La pratique appelle bien le dépassement de nos élans spontanés, mais pas par obligation technique, par la prise de conscience de notre devoir. Or, le devoir n'a de sens que par l'autonomie de notre volonté qui nous institue seuls législateurs de nos règles d'action et responsables de nos choix. Penser que la technique puisse imposer sa loi à la pratique, c'est nier cette autonomie. Si c'est la technique, issue de l'observation des faits et de leur mise en relation, qui impose la décision, l'action pédagogique oublie qu'elle a affaire, non à de simples objets de la nature, mais à des êtres humains. L'élève devient une somme de besoins qu'il importe de cerner pour le conduire vers des buts fixés d'avance. La technologie pédagogique se rapporte à l'être empirique dont il est légitime de lister les manques pour organiser son action. Mais l'action pédagogique, qui serait simple technique, ferait de l'élève un simple objet, oubliant qu'il est aussi un être doué de Liberté, Liberté qui ne peut s'écrire en techniques d'action.

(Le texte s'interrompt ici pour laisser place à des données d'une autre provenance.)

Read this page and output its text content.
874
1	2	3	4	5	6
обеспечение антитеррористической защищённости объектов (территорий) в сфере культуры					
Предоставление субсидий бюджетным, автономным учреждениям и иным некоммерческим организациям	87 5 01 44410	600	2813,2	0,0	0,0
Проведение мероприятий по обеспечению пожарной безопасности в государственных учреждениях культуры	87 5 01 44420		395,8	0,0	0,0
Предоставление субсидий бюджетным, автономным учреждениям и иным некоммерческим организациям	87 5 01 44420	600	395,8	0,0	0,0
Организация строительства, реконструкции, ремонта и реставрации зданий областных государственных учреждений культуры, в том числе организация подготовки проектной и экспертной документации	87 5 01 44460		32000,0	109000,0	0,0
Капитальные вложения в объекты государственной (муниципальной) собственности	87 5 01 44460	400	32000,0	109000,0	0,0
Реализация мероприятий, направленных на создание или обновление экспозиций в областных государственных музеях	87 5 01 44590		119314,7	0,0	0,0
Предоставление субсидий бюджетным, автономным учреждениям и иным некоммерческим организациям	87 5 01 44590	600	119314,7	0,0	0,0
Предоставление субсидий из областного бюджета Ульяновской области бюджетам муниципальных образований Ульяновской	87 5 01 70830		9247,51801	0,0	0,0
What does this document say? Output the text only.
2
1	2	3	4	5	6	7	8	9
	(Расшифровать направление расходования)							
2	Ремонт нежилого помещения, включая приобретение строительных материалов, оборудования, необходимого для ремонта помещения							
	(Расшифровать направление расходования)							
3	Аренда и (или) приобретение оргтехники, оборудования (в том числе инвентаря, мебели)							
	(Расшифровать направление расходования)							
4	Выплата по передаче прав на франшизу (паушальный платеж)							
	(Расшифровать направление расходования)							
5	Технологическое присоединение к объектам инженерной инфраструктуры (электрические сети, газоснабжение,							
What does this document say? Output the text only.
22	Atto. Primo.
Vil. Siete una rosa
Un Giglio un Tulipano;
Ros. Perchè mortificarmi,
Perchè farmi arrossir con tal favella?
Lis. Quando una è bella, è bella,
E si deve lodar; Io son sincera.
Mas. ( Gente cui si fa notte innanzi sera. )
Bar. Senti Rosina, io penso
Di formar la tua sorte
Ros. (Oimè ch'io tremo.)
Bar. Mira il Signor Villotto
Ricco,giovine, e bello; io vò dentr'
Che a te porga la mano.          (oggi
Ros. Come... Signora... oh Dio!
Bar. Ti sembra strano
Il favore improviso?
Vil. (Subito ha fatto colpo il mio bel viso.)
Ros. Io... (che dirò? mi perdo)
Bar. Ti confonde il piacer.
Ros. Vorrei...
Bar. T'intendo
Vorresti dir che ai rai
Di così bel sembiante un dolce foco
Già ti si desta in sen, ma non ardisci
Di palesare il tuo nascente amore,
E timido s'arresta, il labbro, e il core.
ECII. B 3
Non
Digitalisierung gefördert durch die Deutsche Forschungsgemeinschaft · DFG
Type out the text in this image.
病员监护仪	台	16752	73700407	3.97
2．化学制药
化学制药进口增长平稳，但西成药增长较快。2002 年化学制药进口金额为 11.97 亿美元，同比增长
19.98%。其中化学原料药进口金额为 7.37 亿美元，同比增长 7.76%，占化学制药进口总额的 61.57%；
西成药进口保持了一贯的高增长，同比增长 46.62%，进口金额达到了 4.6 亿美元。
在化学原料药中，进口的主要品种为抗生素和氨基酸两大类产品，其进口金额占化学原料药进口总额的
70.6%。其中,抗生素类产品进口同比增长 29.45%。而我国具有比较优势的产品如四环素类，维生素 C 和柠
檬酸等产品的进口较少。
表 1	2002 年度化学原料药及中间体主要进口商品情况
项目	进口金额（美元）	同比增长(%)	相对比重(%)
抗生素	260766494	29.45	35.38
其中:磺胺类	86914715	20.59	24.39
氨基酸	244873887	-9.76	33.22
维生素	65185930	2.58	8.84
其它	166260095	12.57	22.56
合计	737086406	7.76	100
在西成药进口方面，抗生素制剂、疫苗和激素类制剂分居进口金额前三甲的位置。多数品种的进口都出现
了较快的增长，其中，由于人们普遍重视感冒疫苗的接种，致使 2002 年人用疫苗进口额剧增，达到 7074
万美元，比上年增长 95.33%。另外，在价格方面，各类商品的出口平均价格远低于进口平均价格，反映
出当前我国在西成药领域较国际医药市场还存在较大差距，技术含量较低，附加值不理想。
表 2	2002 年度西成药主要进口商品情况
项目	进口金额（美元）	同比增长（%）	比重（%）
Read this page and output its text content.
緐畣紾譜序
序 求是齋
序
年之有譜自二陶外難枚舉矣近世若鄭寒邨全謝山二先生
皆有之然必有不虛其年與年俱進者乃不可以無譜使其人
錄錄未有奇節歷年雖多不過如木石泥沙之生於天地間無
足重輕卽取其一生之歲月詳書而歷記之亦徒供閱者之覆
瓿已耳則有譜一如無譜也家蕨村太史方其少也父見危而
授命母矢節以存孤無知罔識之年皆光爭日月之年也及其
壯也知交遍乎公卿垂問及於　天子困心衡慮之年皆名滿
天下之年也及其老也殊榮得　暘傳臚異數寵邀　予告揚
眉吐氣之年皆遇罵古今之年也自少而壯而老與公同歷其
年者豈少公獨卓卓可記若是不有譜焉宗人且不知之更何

Un avenir meilleur ne peut naître de simples idées abstraites sans chercher à y faire correspondre une réalité. Mais il ne peut non plus être l’œuvre de techniciens déchargés de toute responsabilité. Les moyens techniques sont nécessaires, mais nous ne pouvons pas faire de la technique le fondement de la pratique ; ce serait s'engager trop loin dans la voie qui nie la Liberté. Ce que je dois faire, je ne peux le demander à la technique ; la pratique ne peut être régie ni par le principe de certitude scientifique, ni par celui d'efficacité technique.